2 FTSE companies I’m itching to buy if we get a full-blown stock market crash

My portfolio’s currently hurting, but today’s sell-off doesn’t meet the definition of a stock market crash. The FTSE 100’s ‘only’ down 2.43%. At least so far.

It could still meet the definition of a crash by falling 10% in total as volatility sweeps global markets. That will hurt even more, but I won’t panic. Instead, I’ll treat this as a buying opportunity. 

Right now, three longstanding targets are at the top of my Buy list, namely equipment rental specialist Ashtead Group, oil giant BP, and private equity specialist Intermediate Capital Group.

Yet I can see buying opportunities everywhere I look, and I’d love to snap up these two as well, once I scrape enough cash together.

Fund manager Schroders

Family-controlled fund manager Schroders (LSE: SDR) was always going to take a beating today (5 August). To my surprise, it’s only dropped a relatively modest 4.35%. A dozen FTSE 100 stocks have been hit harder. Of course, that may be because it swallowed its medicine last week.

Schroders’ share price plunged on 1 August after posting a 7.7% drop in half-year operating profits to £315m. That was partly due to a £17.8m reduction in performance fees and net carried interest.

Yet there was good news in there too, with assets under management jumping 6.55% to a record £773.7bn. Its fund managers were performing significantly better too.

Schroders’ a long-term underperformer. Its shares are down 22.65% over one year and a brutal 45.03% over three. However, this leaves the shares looking great value at 14.02 times trailing earnings, while driving the yield to a bumper 6.48%.

I view this as an opportunity to buy Schroders at an even lower price with the aim of generating both income and growth when it recovers. However, I suspect we’re likely to see a fair bit of volatility first.

Scottish Mortgage Investment Trust

The Scottish Mortgage Investment Trust’s taking a notably bigger beating, down 6.76% today. Given its focus on the riskier end of the investment spectrum, notably tech stocks and smaller unquoted companies, it’s always vulnerable on days like these.

Before recent events, lead fund manager Tom Slater was making a decent fist of replacing retired star manager James Anderson. The Scottish Mortgage share price is still up 15.48% over one year. I’d love to take advantage of the recent pullback to buy more, but I’m under no illusions.

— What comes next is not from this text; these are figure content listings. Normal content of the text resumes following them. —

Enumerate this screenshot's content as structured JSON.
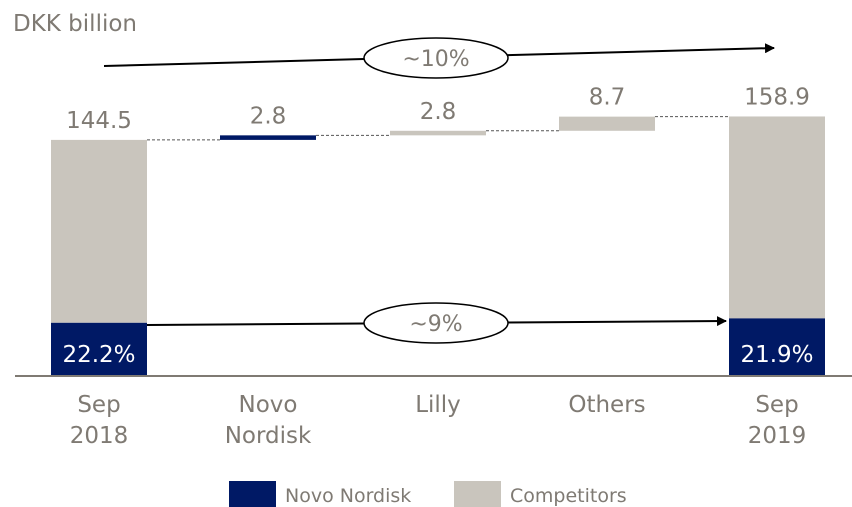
{
  "chart_data": {
    "type": "bar",
    "subtype": "waterfall",
    "unit_label": "DKK billion",
    "categories": [
      {
        "id": "sep2018",
        "lines": [
          "Sep",
          "2018"
        ]
      },
      {
        "id": "novo",
        "lines": [
          "Novo",
          "Nordisk"
        ]
      },
      {
        "id": "lilly",
        "lines": [
          "Lilly"
        ]
      },
      {
        "id": "others",
        "lines": [
          "Others"
        ]
      },
      {
        "id": "sep2019",
        "lines": [
          "Sep",
          "2019"
        ]
      }
    ],
    "bars": [
      {
        "category": "sep2018",
        "kind": "total",
        "value": 144.5,
        "label": "144.5",
        "novo_share_pct": 22.2,
        "share_label": "22.2%"
      },
      {
        "category": "novo",
        "kind": "increment",
        "value": 2.8,
        "label": "2.8",
        "series": "Novo Nordisk"
      },
      {
        "category": "lilly",
        "kind": "increment",
        "value": 2.8,
        "label": "2.8",
        "series": "Competitors"
      },
      {
        "category": "others",
        "kind": "increment",
        "value": 8.7,
        "label": "8.7",
        "series": "Competitors"
      },
      {
        "category": "sep2019",
        "kind": "total",
        "value": 158.9,
        "label": "158.9",
        "novo_share_pct": 21.9,
        "share_label": "21.9%"
      }
    ],
    "annotations": [
      {
        "id": "total_growth",
        "label": "~10%",
        "from": "sep2018",
        "to": "sep2019",
        "level": "top"
      },
      {
        "id": "novo_growth",
        "label": "~9%",
        "from": "sep2018",
        "to": "sep2019",
        "level": "bottom"
      }
    ],
    "legend": {
      "placement": "bottom",
      "items": [
        {
          "label": "Novo Nordisk",
          "color": "#001965"
        },
        {
          "label": "Competitors",
          "color": "#c9c5bd"
        }
      ]
    },
    "grid": false,
    "colors": {
      "novo": "#001965",
      "competitors": "#c9c5bd",
      "text": "#7f7a73",
      "axis": "#7f7a73",
      "arrow": "#000000"
    }
  }
}
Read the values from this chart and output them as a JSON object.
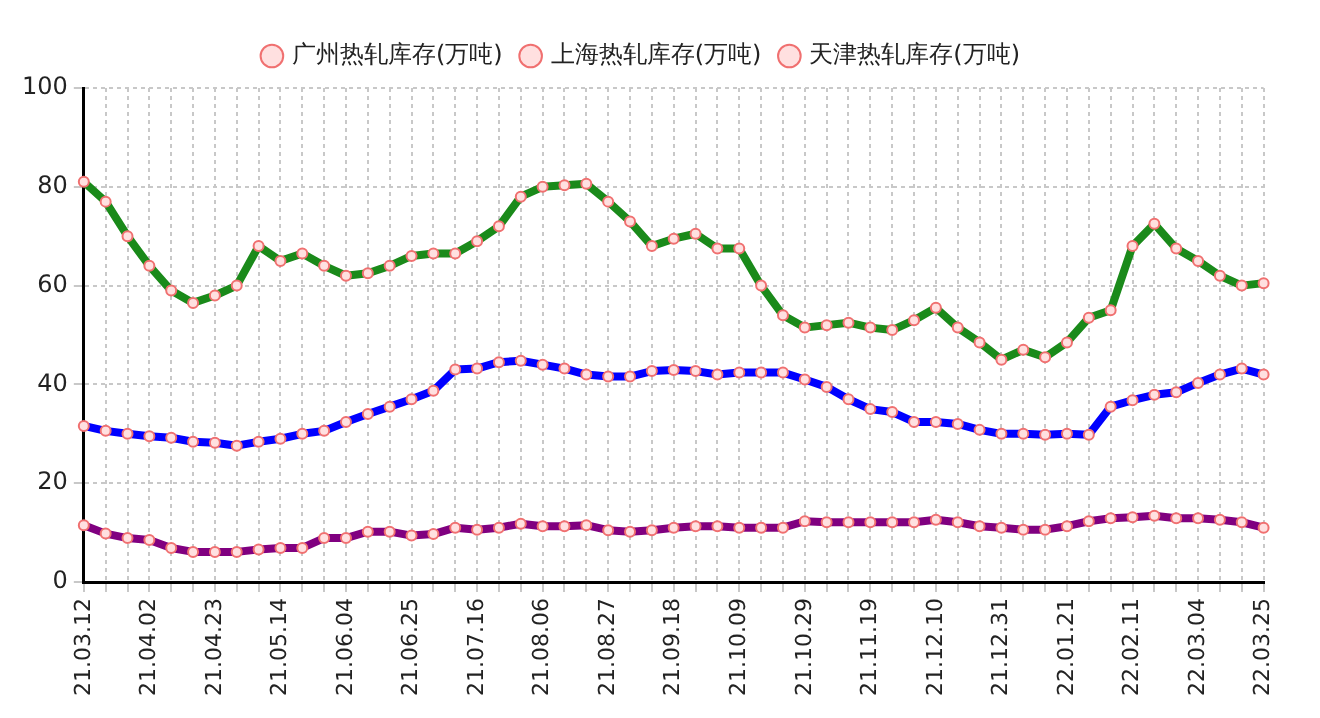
{
  "chart_data": {
    "type": "line",
    "categories": [
      "21.03.12",
      null,
      null,
      "21.04.02",
      null,
      null,
      "21.04.23",
      null,
      null,
      "21.05.14",
      null,
      null,
      "21.06.04",
      null,
      null,
      "21.06.25",
      null,
      null,
      "21.07.16",
      null,
      null,
      "21.08.06",
      null,
      null,
      "21.08.27",
      null,
      null,
      "21.09.18",
      null,
      null,
      "21.10.09",
      null,
      null,
      "21.10.29",
      null,
      null,
      "21.11.19",
      null,
      null,
      "21.12.10",
      null,
      null,
      "21.12.31",
      null,
      null,
      "22.01.21",
      null,
      null,
      "22.02.11",
      null,
      null,
      "22.03.04",
      null,
      null,
      "22.03.25"
    ],
    "series": [
      {
        "name": "广州热轧库存(万吨)",
        "color": "#1a8a1a",
        "values": [
          81,
          77,
          70,
          64,
          59,
          56.5,
          58,
          60,
          68,
          65,
          66.5,
          64,
          62,
          62.5,
          64,
          66,
          66.5,
          66.5,
          69,
          72,
          78,
          80,
          80.3,
          80.6,
          77,
          73,
          68,
          69.5,
          70.5,
          67.5,
          67.5,
          60,
          54,
          51.5,
          52,
          52.5,
          51.5,
          51,
          53,
          55.5,
          51.5,
          48.5,
          45,
          47,
          45.5,
          48.5,
          53.5,
          55,
          68,
          72.5,
          67.5,
          65,
          62,
          60,
          60.5
        ]
      },
      {
        "name": "上海热轧库存(万吨)",
        "color": "#0000ff",
        "values": [
          31.6,
          30.6,
          30,
          29.5,
          29.2,
          28.4,
          28.2,
          27.6,
          28.4,
          29,
          30,
          30.6,
          32.4,
          34,
          35.5,
          37,
          38.7,
          43,
          43.2,
          44.5,
          44.8,
          44,
          43.2,
          42,
          41.6,
          41.6,
          42.7,
          42.9,
          42.7,
          42,
          42.4,
          42.4,
          42.4,
          41,
          39.5,
          37,
          35,
          34.4,
          32.4,
          32.4,
          32,
          30.8,
          30,
          30,
          29.8,
          30,
          29.8,
          35.5,
          36.8,
          37.9,
          38.4,
          40.3,
          42,
          43.2,
          42
        ]
      },
      {
        "name": "天津热轧库存(万吨)",
        "color": "#800080",
        "values": [
          11.5,
          9.8,
          8.9,
          8.5,
          6.9,
          6.1,
          6.1,
          6.1,
          6.6,
          6.9,
          6.9,
          8.9,
          8.9,
          10.2,
          10.2,
          9.4,
          9.7,
          11,
          10.6,
          11,
          11.8,
          11.3,
          11.3,
          11.5,
          10.5,
          10.2,
          10.5,
          11,
          11.3,
          11.3,
          11,
          11,
          11,
          12.3,
          12.1,
          12.1,
          12.1,
          12.1,
          12.1,
          12.6,
          12.1,
          11.3,
          11,
          10.6,
          10.6,
          11.3,
          12.3,
          12.9,
          13.1,
          13.4,
          12.9,
          12.9,
          12.6,
          12.1,
          11
        ]
      }
    ],
    "ylim": [
      0,
      100
    ],
    "yticks": [
      0,
      20,
      40,
      60,
      80,
      100
    ],
    "grid": true,
    "legend": "top",
    "marker": "circle",
    "line_style": "solid"
  }
}
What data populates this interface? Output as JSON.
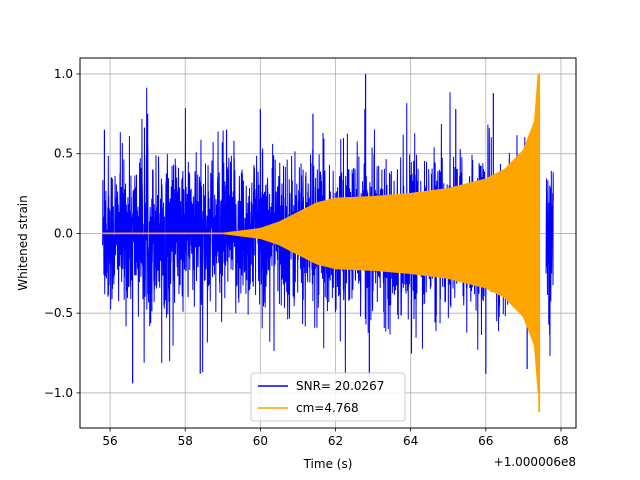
{
  "chart_data": {
    "type": "line",
    "title": "",
    "xlabel": "Time (s)",
    "ylabel": "Whitened strain",
    "x_offset_label": "+1.000006e8",
    "xlim": [
      55.2,
      68.4
    ],
    "ylim": [
      -1.22,
      1.1
    ],
    "xticks": [
      56,
      58,
      60,
      62,
      64,
      66,
      68
    ],
    "yticks": [
      -1.0,
      -0.5,
      0.0,
      0.5,
      1.0
    ],
    "xtick_labels": [
      "56",
      "58",
      "60",
      "62",
      "64",
      "66",
      "68"
    ],
    "ytick_labels": [
      "−1.0",
      "−0.5",
      "0.0",
      "0.5",
      "1.0"
    ],
    "grid": true,
    "legend_position": "lower center",
    "series": [
      {
        "name": "SNR= 20.0267",
        "color": "#0000ff",
        "style": "noise",
        "x_range": [
          55.8,
          67.8
        ],
        "gap": [
          67.4,
          67.6
        ],
        "max": 1.0,
        "min": -0.95,
        "typical_amplitude": 0.5
      },
      {
        "name": "cm=4.768",
        "color": "#ffa500",
        "style": "chirp",
        "x_range": [
          55.8,
          67.45
        ],
        "envelope": [
          {
            "x": 55.8,
            "y": 0.0
          },
          {
            "x": 59.0,
            "y": 0.0
          },
          {
            "x": 60.0,
            "y": 0.03
          },
          {
            "x": 60.5,
            "y": 0.07
          },
          {
            "x": 61.0,
            "y": 0.13
          },
          {
            "x": 61.5,
            "y": 0.19
          },
          {
            "x": 62.0,
            "y": 0.22
          },
          {
            "x": 63.0,
            "y": 0.23
          },
          {
            "x": 64.0,
            "y": 0.25
          },
          {
            "x": 65.0,
            "y": 0.28
          },
          {
            "x": 66.0,
            "y": 0.34
          },
          {
            "x": 66.5,
            "y": 0.4
          },
          {
            "x": 67.0,
            "y": 0.52
          },
          {
            "x": 67.3,
            "y": 0.7
          },
          {
            "x": 67.4,
            "y": 1.0
          }
        ],
        "spike_min": -1.12,
        "spike_x": 67.42
      }
    ]
  }
}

There will be plenty of bumps along the way. Especially given that US-listed chipmaker Nvidia’s its biggest holding, worth almost 10% of the entire portfolio. I’m surprised the trust hasn’t done better to be honest, given its outsize stake in the number one AI play. Now Nvidia’s on the frontline of the current crash.

I suspect both Schroders and Scottish Mortgage have got a fair bit further to fall as the panic extends. However, markets could snap back if the US Federal Reserve speeds up interest rate cuts. These two might then lead the table of FTSE 100 risers instead.

I’ll be watching the market like a hawk, and swoop when I reckon the worst is over. Then I’ll hold for the long, long term, no matter how many stock market crashes we go through. History shows that shares always recover in the end.